Minna Arve (born 1974) is a Finnish ex-politician who served as the mayor of Turku from August 2021 until June 2025. In August 2021 the post of the mayor became a local election based office instead of a hired position. She represented the National Coalition Party.

== Education ==
Arve first studied to become a nurse and graduated in 1996. She worked as a nurse before working for a medical company and writing her thesis economics at the Turku School of Economics and earned her master's degree in Marketing in 2004.

In addition to her mother tongue, Finnish, Arve also knows English, Swedish, French and German.

== Political career ==
Arve joined the NCP in 1994. Between 2010 and 2014 Arve was the chair of the city council of Turku. She worked as the party's general secretary from Oct 2014 to Jan 2016.

Arve was first elected into the city council of Turku in 2004. She has been reelected ever since. In 2017 the city council chose her as the town manager of Turku when her predecessor Aleksi Randell became the CEO of the Finnish construction industry's interest organisation.

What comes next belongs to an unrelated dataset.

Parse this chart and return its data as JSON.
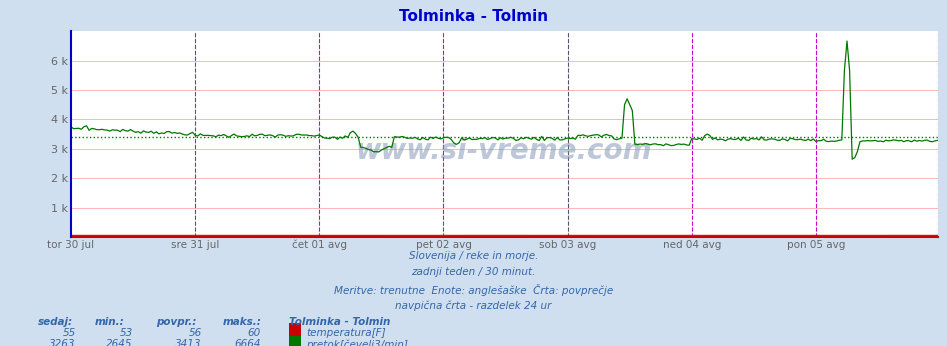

Next year Kuntalehti, a Finnish magazine on municipal politics, published a comparison of 40 municipal manager's salaries, which placed Arve on the top with gross monthly income of 15,311 euros. In the 2021 municipal election, where she ran as her party's mayoral candidate, Arve got 1510 votes, third most in her party after MPs Petteri Orpo and Ilkka Kanerva.

=== Political position ===
According to VAA published by Yle in 2021, Arve said that she is for needle exchange for the drug users in Turku, offering free protection to people under 25, and having a pride flag in public buildings.

As Arve became the general secretary of NCP (Oct2014 to Jan2016) she described the party as a big tent with values.

In March 2022, Arve courted controversy when upholding the banning of a Ukrainian flag being flown near the Russian consulate in Turku in protest against the Russian invasion of Ukraine.